The straight sprint is the first leg of the Hong Kong Speed Series but Amber Sky won't be a part of the rest of that series after failing to reproduce his straight form around a turn at 1,200m.
The gelding had veterinary excuses when he failed at 1,200m last May, but it was all about the turns when he disappointed as a heavily-bet favourite in November in the Jockey Club Sprint.
"The problem is that this horse accelerates through the middle of a race, which works in the straight race and wins the race for him," Yiu explained. "But over 1,200m, he starts to increase the tempo to his top speed in the middle of the race and he is already on a turn. So he can't take the turn properly. I don't know what the future is for him - maybe he'll adjust or maybe we just have to accept it and find some straight 1,200m races."

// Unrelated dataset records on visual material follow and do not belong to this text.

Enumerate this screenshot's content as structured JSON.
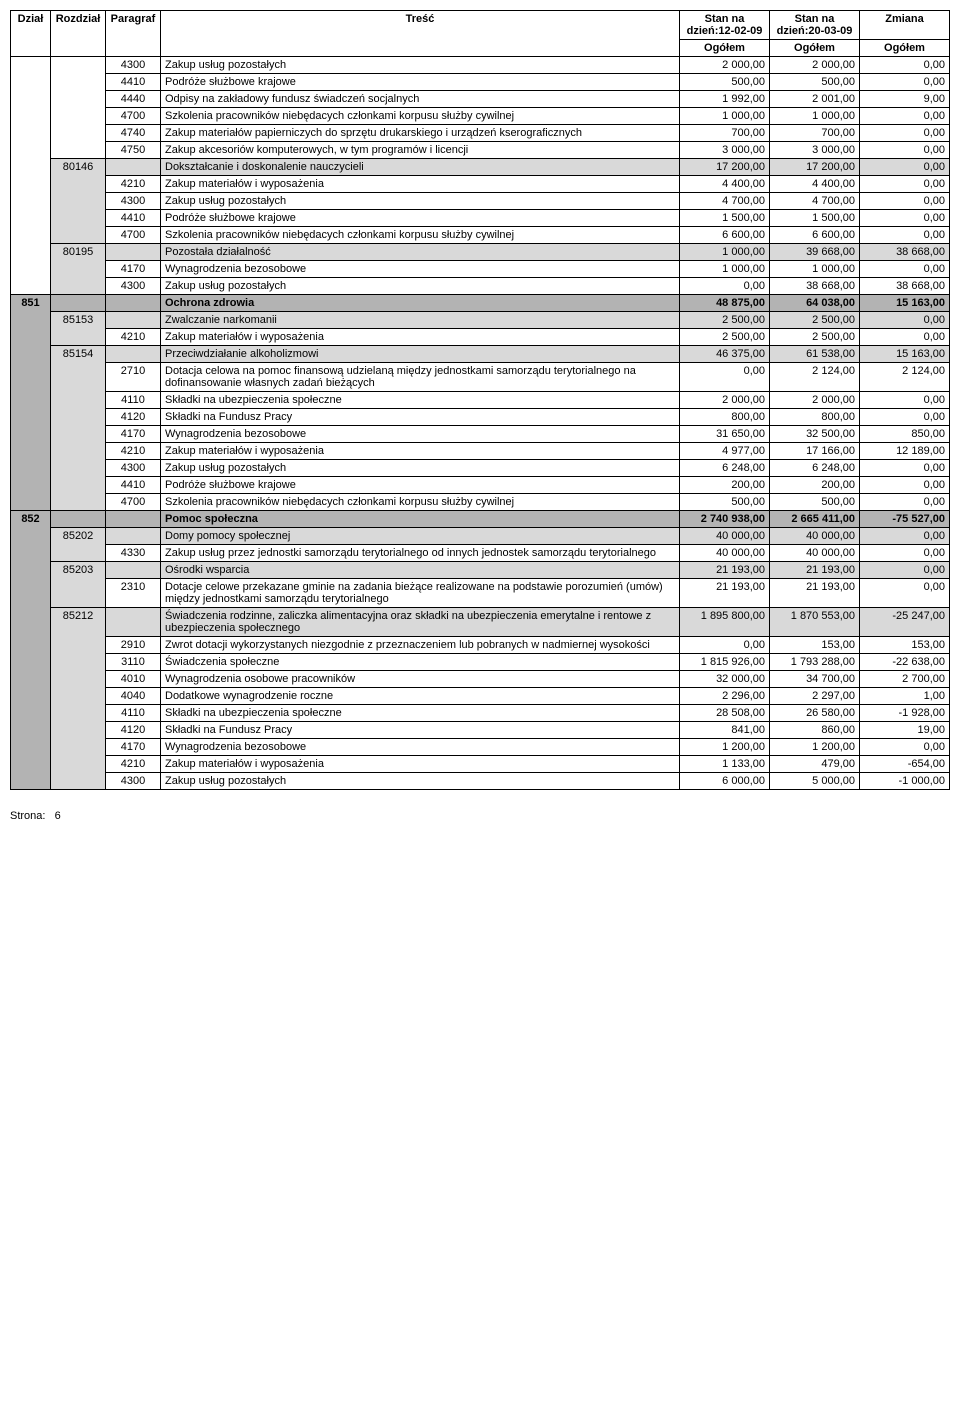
{
  "headers": {
    "dzial": "Dział",
    "rozdzial": "Rozdział",
    "paragraf": "Paragraf",
    "tresc": "Treść",
    "stan1": "Stan na dzień:12-02-09",
    "stan2": "Stan na dzień:20-03-09",
    "zmiana": "Zmiana",
    "ogolem": "Ogółem"
  },
  "footer": {
    "label": "Strona:",
    "page": "6"
  },
  "styling": {
    "font_family": "Arial, sans-serif",
    "font_size_pt": 11,
    "border_color": "#000000",
    "bg_dzial": "#b3b3b3",
    "bg_rozdzial": "#d9d9d9",
    "bg_paragraf": "#ffffff",
    "text_color": "#000000"
  },
  "rows": [
    {
      "level": "paragraf",
      "dzial": "",
      "rozdzial": "",
      "paragraf": "4300",
      "tresc": "Zakup usług pozostałych",
      "v1": "2 000,00",
      "v2": "2 000,00",
      "v3": "0,00"
    },
    {
      "level": "paragraf",
      "dzial": "",
      "rozdzial": "",
      "paragraf": "4410",
      "tresc": "Podróże służbowe krajowe",
      "v1": "500,00",
      "v2": "500,00",
      "v3": "0,00"
    },
    {
      "level": "paragraf",
      "dzial": "",
      "rozdzial": "",
      "paragraf": "4440",
      "tresc": "Odpisy na zakładowy fundusz świadczeń socjalnych",
      "v1": "1 992,00",
      "v2": "2 001,00",
      "v3": "9,00"
    },
    {
      "level": "paragraf",
      "dzial": "",
      "rozdzial": "",
      "paragraf": "4700",
      "tresc": "Szkolenia pracowników niebędacych członkami korpusu służby cywilnej",
      "v1": "1 000,00",
      "v2": "1 000,00",
      "v3": "0,00"
    },
    {
      "level": "paragraf",
      "dzial": "",
      "rozdzial": "",
      "paragraf": "4740",
      "tresc": "Zakup materiałów papierniczych do sprzętu drukarskiego i urządzeń kserograficznych",
      "v1": "700,00",
      "v2": "700,00",
      "v3": "0,00"
    },
    {
      "level": "paragraf",
      "dzial": "",
      "rozdzial": "",
      "paragraf": "4750",
      "tresc": "Zakup akcesoriów komputerowych, w tym programów i licencji",
      "v1": "3 000,00",
      "v2": "3 000,00",
      "v3": "0,00"
    },
    {
      "level": "rozdzial",
      "dzial": "",
      "rozdzial": "80146",
      "paragraf": "",
      "tresc": "Dokształcanie i doskonalenie nauczycieli",
      "v1": "17 200,00",
      "v2": "17 200,00",
      "v3": "0,00"
    },
    {
      "level": "paragraf",
      "dzial": "",
      "rozdzial": "",
      "paragraf": "4210",
      "tresc": "Zakup materiałów i wyposażenia",
      "v1": "4 400,00",
      "v2": "4 400,00",
      "v3": "0,00"
    },
    {
      "level": "paragraf",
      "dzial": "",
      "rozdzial": "",
      "paragraf": "4300",
      "tresc": "Zakup usług pozostałych",
      "v1": "4 700,00",
      "v2": "4 700,00",
      "v3": "0,00"
    },
    {
      "level": "paragraf",
      "dzial": "",
      "rozdzial": "",
      "paragraf": "4410",
      "tresc": "Podróże służbowe krajowe",
      "v1": "1 500,00",
      "v2": "1 500,00",
      "v3": "0,00"
    },
    {
      "level": "paragraf",
      "dzial": "",
      "rozdzial": "",
      "paragraf": "4700",
      "tresc": "Szkolenia pracowników niebędacych członkami korpusu służby cywilnej",
      "v1": "6 600,00",
      "v2": "6 600,00",
      "v3": "0,00"
    },
    {
      "level": "rozdzial",
      "dzial": "",
      "rozdzial": "80195",
      "paragraf": "",
      "tresc": "Pozostała działalność",
      "v1": "1 000,00",
      "v2": "39 668,00",
      "v3": "38 668,00"
    },
    {
      "level": "paragraf",
      "dzial": "",
      "rozdzial": "",
      "paragraf": "4170",
      "tresc": "Wynagrodzenia bezosobowe",
      "v1": "1 000,00",
      "v2": "1 000,00",
      "v3": "0,00"
    },
    {
      "level": "paragraf",
      "dzial": "",
      "rozdzial": "",
      "paragraf": "4300",
      "tresc": "Zakup usług pozostałych",
      "v1": "0,00",
      "v2": "38 668,00",
      "v3": "38 668,00"
    },
    {
      "level": "dzial",
      "dzial": "851",
      "rozdzial": "",
      "paragraf": "",
      "tresc": "Ochrona zdrowia",
      "v1": "48 875,00",
      "v2": "64 038,00",
      "v3": "15 163,00"
    },
    {
      "level": "rozdzial",
      "dzial": "",
      "rozdzial": "85153",
      "paragraf": "",
      "tresc": "Zwalczanie narkomanii",
      "v1": "2 500,00",
      "v2": "2 500,00",
      "v3": "0,00"
    },
    {
      "level": "paragraf",
      "dzial": "",
      "rozdzial": "",
      "paragraf": "4210",
      "tresc": "Zakup materiałów i wyposażenia",
      "v1": "2 500,00",
      "v2": "2 500,00",
      "v3": "0,00"
    },
    {
      "level": "rozdzial",
      "dzial": "",
      "rozdzial": "85154",
      "paragraf": "",
      "tresc": "Przeciwdziałanie alkoholizmowi",
      "v1": "46 375,00",
      "v2": "61 538,00",
      "v3": "15 163,00"
    },
    {
      "level": "paragraf",
      "dzial": "",
      "rozdzial": "",
      "paragraf": "2710",
      "tresc": "Dotacja celowa na pomoc finansową udzielaną między jednostkami samorządu terytorialnego na dofinansowanie własnych zadań bieżących",
      "v1": "0,00",
      "v2": "2 124,00",
      "v3": "2 124,00"
    },
    {
      "level": "paragraf",
      "dzial": "",
      "rozdzial": "",
      "paragraf": "4110",
      "tresc": "Składki na ubezpieczenia społeczne",
      "v1": "2 000,00",
      "v2": "2 000,00",
      "v3": "0,00"
    },
    {
      "level": "paragraf",
      "dzial": "",
      "rozdzial": "",
      "paragraf": "4120",
      "tresc": "Składki na Fundusz Pracy",
      "v1": "800,00",
      "v2": "800,00",
      "v3": "0,00"
    },
    {
      "level": "paragraf",
      "dzial": "",
      "rozdzial": "",
      "paragraf": "4170",
      "tresc": "Wynagrodzenia bezosobowe",
      "v1": "31 650,00",
      "v2": "32 500,00",
      "v3": "850,00"
    },
    {
      "level": "paragraf",
      "dzial": "",
      "rozdzial": "",
      "paragraf": "4210",
      "tresc": "Zakup materiałów i wyposażenia",
      "v1": "4 977,00",
      "v2": "17 166,00",
      "v3": "12 189,00"
    },
    {
      "level": "paragraf",
      "dzial": "",
      "rozdzial": "",
      "paragraf": "4300",
      "tresc": "Zakup usług pozostałych",
      "v1": "6 248,00",
      "v2": "6 248,00",
      "v3": "0,00"
    },
    {
      "level": "paragraf",
      "dzial": "",
      "rozdzial": "",
      "paragraf": "4410",
      "tresc": "Podróże służbowe krajowe",
      "v1": "200,00",
      "v2": "200,00",
      "v3": "0,00"
    },
    {
      "level": "paragraf",
      "dzial": "",
      "rozdzial": "",
      "paragraf": "4700",
      "tresc": "Szkolenia pracowników niebędacych członkami korpusu służby cywilnej",
      "v1": "500,00",
      "v2": "500,00",
      "v3": "0,00"
    },
    {
      "level": "dzial",
      "dzial": "852",
      "rozdzial": "",
      "paragraf": "",
      "tresc": "Pomoc społeczna",
      "v1": "2 740 938,00",
      "v2": "2 665 411,00",
      "v3": "-75 527,00"
    },
    {
      "level": "rozdzial",
      "dzial": "",
      "rozdzial": "85202",
      "paragraf": "",
      "tresc": "Domy pomocy społecznej",
      "v1": "40 000,00",
      "v2": "40 000,00",
      "v3": "0,00"
    },
    {
      "level": "paragraf",
      "dzial": "",
      "rozdzial": "",
      "paragraf": "4330",
      "tresc": "Zakup usług przez jednostki samorządu terytorialnego od innych jednostek samorządu terytorialnego",
      "v1": "40 000,00",
      "v2": "40 000,00",
      "v3": "0,00"
    },
    {
      "level": "rozdzial",
      "dzial": "",
      "rozdzial": "85203",
      "paragraf": "",
      "tresc": "Ośrodki wsparcia",
      "v1": "21 193,00",
      "v2": "21 193,00",
      "v3": "0,00"
    },
    {
      "level": "paragraf",
      "dzial": "",
      "rozdzial": "",
      "paragraf": "2310",
      "tresc": "Dotacje celowe przekazane gminie na zadania bieżące realizowane na podstawie porozumień (umów) między jednostkami samorządu terytorialnego",
      "v1": "21 193,00",
      "v2": "21 193,00",
      "v3": "0,00"
    },
    {
      "level": "rozdzial",
      "dzial": "",
      "rozdzial": "85212",
      "paragraf": "",
      "tresc": "Świadczenia rodzinne, zaliczka alimentacyjna oraz składki na ubezpieczenia emerytalne i rentowe z ubezpieczenia społecznego",
      "v1": "1 895 800,00",
      "v2": "1 870 553,00",
      "v3": "-25 247,00"
    },
    {
      "level": "paragraf",
      "dzial": "",
      "rozdzial": "",
      "paragraf": "2910",
      "tresc": "Zwrot dotacji wykorzystanych niezgodnie z przeznaczeniem lub pobranych w nadmiernej wysokości",
      "v1": "0,00",
      "v2": "153,00",
      "v3": "153,00"
    },
    {
      "level": "paragraf",
      "dzial": "",
      "rozdzial": "",
      "paragraf": "3110",
      "tresc": "Świadczenia społeczne",
      "v1": "1 815 926,00",
      "v2": "1 793 288,00",
      "v3": "-22 638,00"
    },
    {
      "level": "paragraf",
      "dzial": "",
      "rozdzial": "",
      "paragraf": "4010",
      "tresc": "Wynagrodzenia osobowe pracowników",
      "v1": "32 000,00",
      "v2": "34 700,00",
      "v3": "2 700,00"
    },
    {
      "level": "paragraf",
      "dzial": "",
      "rozdzial": "",
      "paragraf": "4040",
      "tresc": "Dodatkowe wynagrodzenie roczne",
      "v1": "2 296,00",
      "v2": "2 297,00",
      "v3": "1,00"
    },
    {
      "level": "paragraf",
      "dzial": "",
      "rozdzial": "",
      "paragraf": "4110",
      "tresc": "Składki na ubezpieczenia społeczne",
      "v1": "28 508,00",
      "v2": "26 580,00",
      "v3": "-1 928,00"
    },
    {
      "level": "paragraf",
      "dzial": "",
      "rozdzial": "",
      "paragraf": "4120",
      "tresc": "Składki na Fundusz Pracy",
      "v1": "841,00",
      "v2": "860,00",
      "v3": "19,00"
    },
    {
      "level": "paragraf",
      "dzial": "",
      "rozdzial": "",
      "paragraf": "4170",
      "tresc": "Wynagrodzenia bezosobowe",
      "v1": "1 200,00",
      "v2": "1 200,00",
      "v3": "0,00"
    },
    {
      "level": "paragraf",
      "dzial": "",
      "rozdzial": "",
      "paragraf": "4210",
      "tresc": "Zakup materiałów i wyposażenia",
      "v1": "1 133,00",
      "v2": "479,00",
      "v3": "-654,00"
    },
    {
      "level": "paragraf",
      "dzial": "",
      "rozdzial": "",
      "paragraf": "4300",
      "tresc": "Zakup usług pozostałych",
      "v1": "6 000,00",
      "v2": "5 000,00",
      "v3": "-1 000,00"
    }
  ]
}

That carries an implication that Yiu is keen to travel with Amber Sky - with major 1,200m straight events available at Royal Ascot or in Melbourne - but, in the meantime, the trainer is eyeing Dubai and the Al Quoz Sprint over 1,000m.
He will get a good guide on Sunday when Amber Sky lines up with last year's Centenary Sprint winner and Al Quoz minor place-getter, Eagle Regiment.

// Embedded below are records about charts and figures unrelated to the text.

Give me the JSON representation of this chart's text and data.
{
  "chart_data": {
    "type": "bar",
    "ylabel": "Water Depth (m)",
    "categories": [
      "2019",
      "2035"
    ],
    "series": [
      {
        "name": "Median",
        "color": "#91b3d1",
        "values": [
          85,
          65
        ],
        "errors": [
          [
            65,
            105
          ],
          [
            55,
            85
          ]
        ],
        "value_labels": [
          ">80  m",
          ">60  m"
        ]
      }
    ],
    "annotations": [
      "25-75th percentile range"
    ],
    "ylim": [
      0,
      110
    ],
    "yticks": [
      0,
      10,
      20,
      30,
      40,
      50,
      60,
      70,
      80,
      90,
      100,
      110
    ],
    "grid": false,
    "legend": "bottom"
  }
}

"I know he doesn't have the record to get selected for Dubai and he probably needs to win, but I'm really very confident the horse will run well," Yiu said. "I've followed the same training pattern as early in the season when he won so well up the straight - a trial 10 days before and the same kind of schedule - and I'm more than happy with how he is going. He'll run a good race for sure."
And Yiu has returned to the Magic Man, Joao Moreira, who rode him in a thrilling Class Two victory in late October.
"He's the king, isn't he?" the trainer smiled.
The Centenary Sprint has serious implications for Hong Kong's Dubai representation, with Eagle Regiment also looking to justify a trip for the Al Quoz and Frederick Engels and Charles The Great in line to go to the Golden Shaheen (1,200m) if they run well enough.